It seems anyone can have an Irish pub nowadays.
Slap a clover on your front door, keep bottles of Jameson and Baileys in stock and put House of Pain on the jukebox and instantly you have a recipe for an Irish tradition as genuine as wearing green on St. Patrick's Day.
Once you get past the 99-cent store versions of an Irish pub, there are some operators that have gone to great lengths to achieve a traditional pub atmosphere even commissioning Irish companies to build pubs in the Emerald Isle, break them down, ship them stateside and reassemble them.
But nothing says Irish pub quite like Rí Rá. Rather than creating an all-new pub, relics from old Ireland pubs and other outposts were salvaged, restored and retrofitted to become a standing testament to Irish tradition inside Mandalay Bay.
Separating Rí Rá from the indoor mall it's located in is the classic dark wood entryway you can find at many pubs. Deceptively large, Rí Rá is composed of five sections each with their own different pub theme.
Upon entering, the first room looks like a cross between a long frequented pub and the pantry at your grandmother's house. The checkered tile floors give way to an old-fashioned bar, complete with knots in the wood and fine detailing -- a characteristic lost in many modern bars.

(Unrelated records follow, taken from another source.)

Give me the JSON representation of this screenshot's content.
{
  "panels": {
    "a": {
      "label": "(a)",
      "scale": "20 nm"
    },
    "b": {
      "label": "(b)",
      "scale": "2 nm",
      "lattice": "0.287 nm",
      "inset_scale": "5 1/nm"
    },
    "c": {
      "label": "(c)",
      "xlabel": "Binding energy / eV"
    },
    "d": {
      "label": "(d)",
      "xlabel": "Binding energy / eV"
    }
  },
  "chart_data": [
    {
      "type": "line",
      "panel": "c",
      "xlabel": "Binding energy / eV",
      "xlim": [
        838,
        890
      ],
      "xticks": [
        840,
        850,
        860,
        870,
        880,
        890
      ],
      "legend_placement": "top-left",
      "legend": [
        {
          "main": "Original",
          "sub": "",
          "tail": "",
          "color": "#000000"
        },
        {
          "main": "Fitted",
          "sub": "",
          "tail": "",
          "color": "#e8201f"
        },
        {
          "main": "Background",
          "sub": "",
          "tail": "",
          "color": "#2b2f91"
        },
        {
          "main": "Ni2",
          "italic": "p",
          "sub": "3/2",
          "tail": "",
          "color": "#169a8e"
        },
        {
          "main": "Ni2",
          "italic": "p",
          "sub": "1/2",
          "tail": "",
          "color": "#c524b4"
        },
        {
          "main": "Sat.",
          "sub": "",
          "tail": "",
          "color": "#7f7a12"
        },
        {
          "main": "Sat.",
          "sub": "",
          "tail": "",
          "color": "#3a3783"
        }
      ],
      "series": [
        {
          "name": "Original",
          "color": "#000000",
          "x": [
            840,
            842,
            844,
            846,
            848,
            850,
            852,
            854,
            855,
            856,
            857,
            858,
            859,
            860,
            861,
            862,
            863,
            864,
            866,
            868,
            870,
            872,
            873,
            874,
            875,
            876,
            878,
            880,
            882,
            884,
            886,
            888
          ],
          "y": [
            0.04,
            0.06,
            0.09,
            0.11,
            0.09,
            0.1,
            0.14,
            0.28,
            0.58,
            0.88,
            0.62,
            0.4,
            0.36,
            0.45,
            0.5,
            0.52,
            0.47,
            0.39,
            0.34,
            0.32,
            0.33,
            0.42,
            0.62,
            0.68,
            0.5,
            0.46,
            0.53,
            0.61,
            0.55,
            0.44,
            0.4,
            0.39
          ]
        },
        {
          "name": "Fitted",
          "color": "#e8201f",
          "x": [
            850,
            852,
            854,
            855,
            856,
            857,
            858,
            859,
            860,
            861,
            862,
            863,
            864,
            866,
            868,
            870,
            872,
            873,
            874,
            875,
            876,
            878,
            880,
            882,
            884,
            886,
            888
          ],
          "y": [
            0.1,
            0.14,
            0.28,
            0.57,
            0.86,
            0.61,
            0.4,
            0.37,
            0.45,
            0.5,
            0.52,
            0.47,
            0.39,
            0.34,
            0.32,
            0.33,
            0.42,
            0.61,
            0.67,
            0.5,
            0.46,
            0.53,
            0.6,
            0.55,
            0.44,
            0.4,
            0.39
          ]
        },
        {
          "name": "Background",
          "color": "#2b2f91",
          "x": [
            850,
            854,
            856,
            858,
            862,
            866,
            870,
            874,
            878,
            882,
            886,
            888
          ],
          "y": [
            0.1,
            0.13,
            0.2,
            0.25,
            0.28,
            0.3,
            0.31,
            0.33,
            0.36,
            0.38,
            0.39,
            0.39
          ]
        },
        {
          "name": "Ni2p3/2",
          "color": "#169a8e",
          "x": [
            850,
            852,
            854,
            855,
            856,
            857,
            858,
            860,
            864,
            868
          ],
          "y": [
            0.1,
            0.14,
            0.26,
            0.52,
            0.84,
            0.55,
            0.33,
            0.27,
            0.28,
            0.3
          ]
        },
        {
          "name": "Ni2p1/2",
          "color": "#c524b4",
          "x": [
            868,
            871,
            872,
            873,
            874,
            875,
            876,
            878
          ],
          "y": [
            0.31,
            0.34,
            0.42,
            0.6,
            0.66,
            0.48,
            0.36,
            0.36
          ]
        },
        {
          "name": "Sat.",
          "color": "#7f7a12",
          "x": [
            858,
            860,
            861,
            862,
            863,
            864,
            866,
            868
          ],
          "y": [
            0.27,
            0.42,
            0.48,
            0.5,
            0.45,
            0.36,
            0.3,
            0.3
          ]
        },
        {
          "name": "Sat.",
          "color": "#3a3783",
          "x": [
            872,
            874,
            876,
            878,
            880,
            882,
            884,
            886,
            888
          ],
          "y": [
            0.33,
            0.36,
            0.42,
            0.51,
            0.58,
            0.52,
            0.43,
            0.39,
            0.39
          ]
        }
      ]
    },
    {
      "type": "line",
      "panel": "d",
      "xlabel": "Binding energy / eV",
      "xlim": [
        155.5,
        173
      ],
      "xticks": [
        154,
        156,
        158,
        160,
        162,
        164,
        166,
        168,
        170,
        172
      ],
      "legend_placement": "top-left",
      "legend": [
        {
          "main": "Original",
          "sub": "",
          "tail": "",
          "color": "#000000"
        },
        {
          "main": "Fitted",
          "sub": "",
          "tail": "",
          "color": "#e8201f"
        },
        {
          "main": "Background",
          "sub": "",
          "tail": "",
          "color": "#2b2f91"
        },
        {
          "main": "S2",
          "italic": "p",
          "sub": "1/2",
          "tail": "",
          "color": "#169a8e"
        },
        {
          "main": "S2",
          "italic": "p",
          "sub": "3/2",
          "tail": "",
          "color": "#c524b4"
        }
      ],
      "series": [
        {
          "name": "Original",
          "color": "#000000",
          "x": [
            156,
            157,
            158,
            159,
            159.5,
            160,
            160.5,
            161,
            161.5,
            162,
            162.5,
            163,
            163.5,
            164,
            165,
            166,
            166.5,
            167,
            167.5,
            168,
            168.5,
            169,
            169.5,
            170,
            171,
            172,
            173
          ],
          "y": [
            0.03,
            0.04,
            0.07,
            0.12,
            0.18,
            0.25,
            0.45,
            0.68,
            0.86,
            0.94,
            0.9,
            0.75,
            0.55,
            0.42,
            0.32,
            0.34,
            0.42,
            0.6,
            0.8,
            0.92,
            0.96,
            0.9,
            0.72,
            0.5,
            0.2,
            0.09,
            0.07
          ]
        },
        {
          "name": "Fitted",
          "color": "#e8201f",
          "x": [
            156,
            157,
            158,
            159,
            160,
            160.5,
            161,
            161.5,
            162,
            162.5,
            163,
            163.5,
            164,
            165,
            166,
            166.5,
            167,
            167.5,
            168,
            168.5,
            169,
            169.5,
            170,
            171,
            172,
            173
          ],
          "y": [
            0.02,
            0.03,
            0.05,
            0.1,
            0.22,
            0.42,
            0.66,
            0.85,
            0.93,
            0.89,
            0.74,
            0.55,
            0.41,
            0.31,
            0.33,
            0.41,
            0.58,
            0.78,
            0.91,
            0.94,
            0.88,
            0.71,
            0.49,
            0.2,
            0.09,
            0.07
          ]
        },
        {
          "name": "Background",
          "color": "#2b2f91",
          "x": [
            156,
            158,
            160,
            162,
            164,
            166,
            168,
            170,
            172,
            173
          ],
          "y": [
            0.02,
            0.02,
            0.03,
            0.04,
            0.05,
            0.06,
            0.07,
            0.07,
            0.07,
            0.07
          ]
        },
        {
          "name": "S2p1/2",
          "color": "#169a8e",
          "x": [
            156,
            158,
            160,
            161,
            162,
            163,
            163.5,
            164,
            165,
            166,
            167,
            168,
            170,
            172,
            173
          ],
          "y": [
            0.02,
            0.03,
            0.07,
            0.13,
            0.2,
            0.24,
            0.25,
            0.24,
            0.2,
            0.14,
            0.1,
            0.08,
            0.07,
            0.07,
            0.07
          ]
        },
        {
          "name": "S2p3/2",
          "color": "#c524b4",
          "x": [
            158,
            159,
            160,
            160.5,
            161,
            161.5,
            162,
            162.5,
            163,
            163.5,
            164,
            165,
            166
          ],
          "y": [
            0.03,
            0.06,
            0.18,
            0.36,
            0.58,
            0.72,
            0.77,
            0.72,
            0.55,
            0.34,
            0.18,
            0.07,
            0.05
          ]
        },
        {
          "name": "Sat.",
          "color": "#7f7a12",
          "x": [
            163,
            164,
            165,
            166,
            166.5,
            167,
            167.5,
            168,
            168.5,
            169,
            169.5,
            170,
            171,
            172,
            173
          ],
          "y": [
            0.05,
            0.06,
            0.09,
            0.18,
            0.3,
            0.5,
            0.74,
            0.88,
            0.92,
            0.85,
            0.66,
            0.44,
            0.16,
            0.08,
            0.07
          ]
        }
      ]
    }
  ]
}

Behind the bar sits bottles of spirits neatly lined up while 85 bottles of beer rest on the top shelves throughout the bar. Rí Rá also has 17 different beers on tap. Across from the bar is a number of bottles and bags of cooking ingredients.
As you delve further into the venue, you'll find a whiskey bar, a dedicated dining area in the back and another area designed to be rented out by large bachelor or birthday parties.
The different bars throughout the venue look classic for a reason, many of them are. One is an authentic Victorian bar that was part of Foley's in West Cork, Ireland in the 1880s and is topped off by an early 20th-century etched glass window from an Irish pub.
The crown jewel of Rí Rá is the 500-pound statue of St. Patrick that sits in the middle of the second bar. Showing the wear of 150 years, the 8-foot-tall statue dates back to 1850, but still enjoys a pint of Guinness daily as evidenced by the glass in his hand.
The first Guinness Store outside of Ireland is right next door, with plenty of novelty items, pint glasses and rugby balls just in case you left yours at home.
It's like having a slice of Ireland in Las Vegas, conveniently located next to Egypt and down the street from New York.